DocsAI Training Coach🔧 Fine-Tuning Methods

Full Fine-Tuning

Adjusting all model parameters – maximum control

In full fine-tuning, all parameters of the base model are trained and adjusted. Maximum expressiveness, but maximum memory requirements.

Pros and cons

✓ Advantages

  • Maximum adaptability
  • Best possible performance
  • No extra overhead from adapters
  • Good for fundamental domain shifts

✗ Disadvantages

  • Huge VRAM requirement (~28GB for 7B)
  • Catastrophic forgetting possible
  • Needs much more data
  • Every checkpoint = full model size

Catastrophic forgetting – the main risk

During full fine-tuning, the model can "forget" its general prior knowledge if trained too aggressively on new data. This happens when new knowledge overwrites the old weights.

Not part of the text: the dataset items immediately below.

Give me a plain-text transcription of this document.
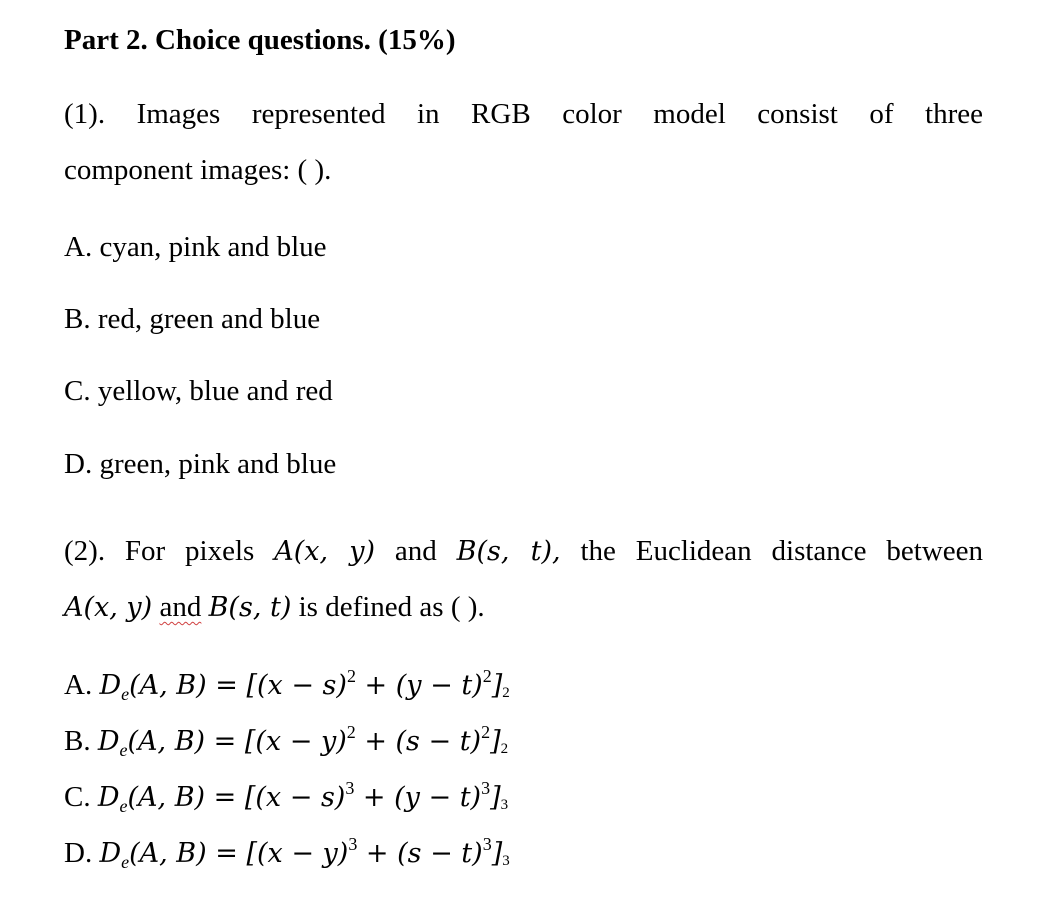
Part 2. Choice questions. (15%)
(1). Images represented in RGB color model consist of three
component images: ( ).
A. cyan, pink and blue
B. red, green and blue
C. yellow, blue and red
D. green, pink and blue
(2). For pixels A(x, y) and B(s, t), the Euclidean distance between
A(x, y) and B(s, t) is defined as ( ).
A. $D_e(A$, $B) = [(x - s)^2 + (y - t)^2]2$
B. $D_e(A$, $B) = [(x - y)^2 + (s - t)^2]2$
C. $D_e(A$, $B) = [(x - s)^3 + (y - t)^3]3$
D. $D_e(A$, $B) = [(x - y)^3 + (s - t)^3]3$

Countermeasures against catastrophic forgetting:

  1. Low learning rate (1e-5 or lower)
     → Small updates preserve existing knowledge

  2. Few epochs (1–3)
     → Don't grind the model too long into new data

  3. Elastic Weight Consolidation (EWC)
     → Penalizes large changes to important parameters
     → More complex, but effective

  4. Replay (mixed training)
     → Mix of old (general) and new (specific) data
     → e.g. 80% new task + 20% general text

Full fine-tuning vs. LoRA: when to use which?

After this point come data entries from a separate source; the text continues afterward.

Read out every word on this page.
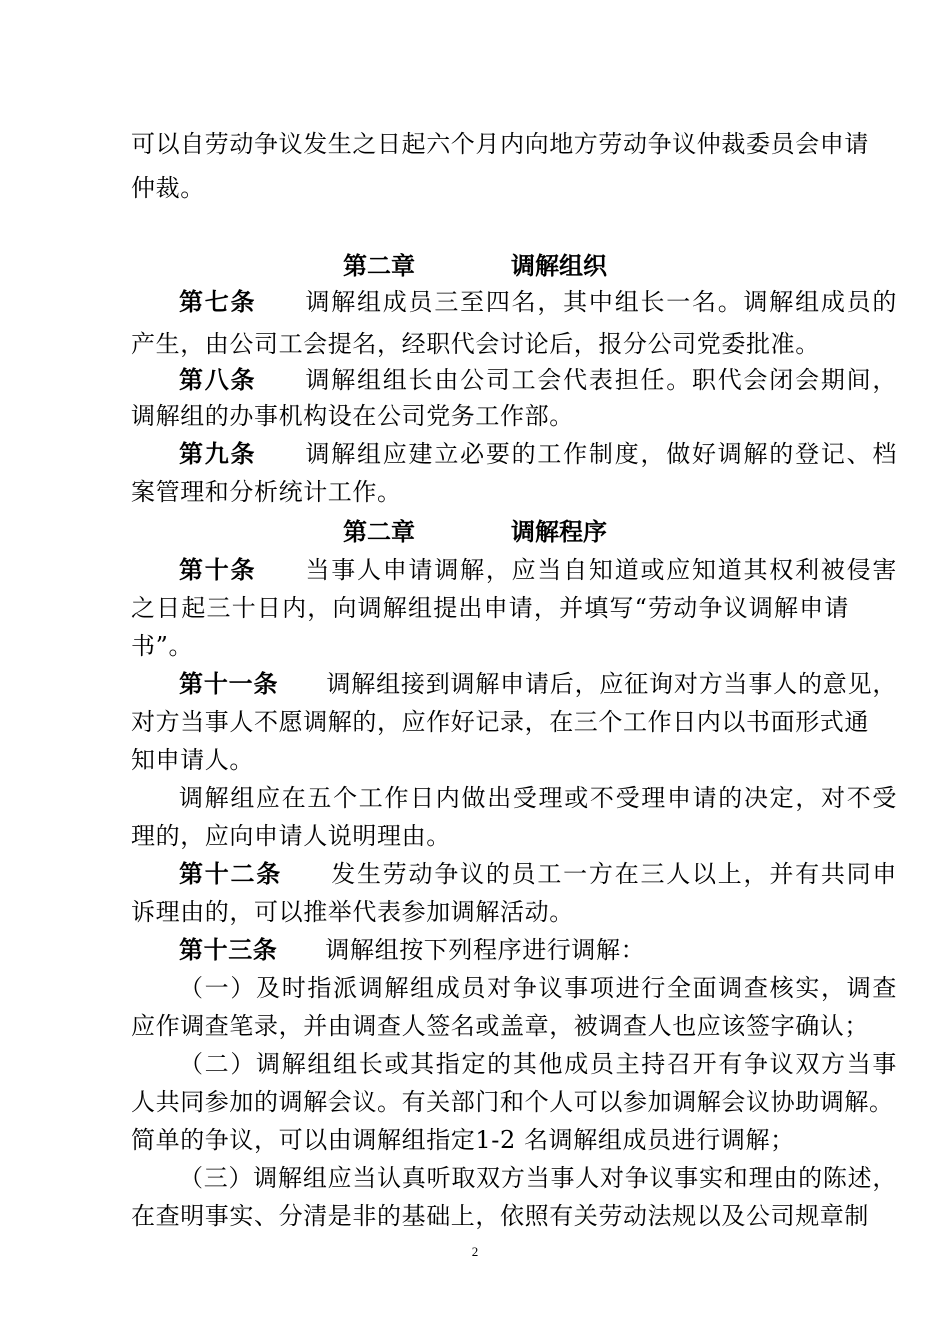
可以自劳动争议发生之日起六个月内向地方劳动争议仲裁委员会申请
仲裁。
第二章	调解组织
第七条 调解组成员三至四名，其中组长一名。调解组成员的
产生，由公司工会提名，经职代会讨论后，报分公司党委批准。
第八条 调解组组长由公司工会代表担任。职代会闭会期间，
调解组的办事机构设在公司党务工作部。
第九条 调解组应建立必要的工作制度，做好调解的登记、档
案管理和分析统计工作。
第二章	调解程序
第十条 当事人申请调解，应当自知道或应知道其权利被侵害
之日起三十日内，向调解组提出申请，并填写“劳动争议调解申请
书”。
第十一条 调解组接到调解申请后，应征询对方当事人的意见，
对方当事人不愿调解的，应作好记录，在三个工作日内以书面形式通
知申请人。
调解组应在五个工作日内做出受理或不受理申请的决定，对不受
理的，应向申请人说明理由。
第十二条 发生劳动争议的员工一方在三人以上，并有共同申
诉理由的，可以推举代表参加调解活动。
第十三条 调解组按下列程序进行调解：
（一）及时指派调解组成员对争议事项进行全面调查核实，调查
应作调查笔录，并由调查人签名或盖章，被调查人也应该签字确认；
（二）调解组组长或其指定的其他成员主持召开有争议双方当事
人共同参加的调解会议。有关部门和个人可以参加调解会议协助调解。
简单的争议，可以由调解组指定1-2 名调解组成员进行调解；
（三）调解组应当认真听取双方当事人对争议事实和理由的陈述，
在查明事实、分清是非的基础上，依照有关劳动法规以及公司规章制
2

VRAM < 24 GBLoRA / QLoRAFull FT doesn't fit in memory
VRAM 24–40 GB, maximum performance desiredFull fine-tuning (bf16)Best result when memory allows
Little training data (< 1,000 examples)LoRA (small rank)Fewer trainable parameters = less overfitting
Fast iteration, many experimentsLoRASmaller checkpoints, faster training
Multiple task-specific versions of a modelLoRA adaptersLoad base model once, swap adapters
Model needs to learn fundamentally new knowledgeFull fine-tuningAdjusting all layers for deep changes

Full fine-tuning checklist

Before starting full fine-tuning: ✓ VRAM ≥ 24 GB, ✓ bf16 enabled, ✓ LR at most 5e-5, ✓ at most 3 epochs planned, ✓ early stopping enabled, ✓ best-checkpoint saving on.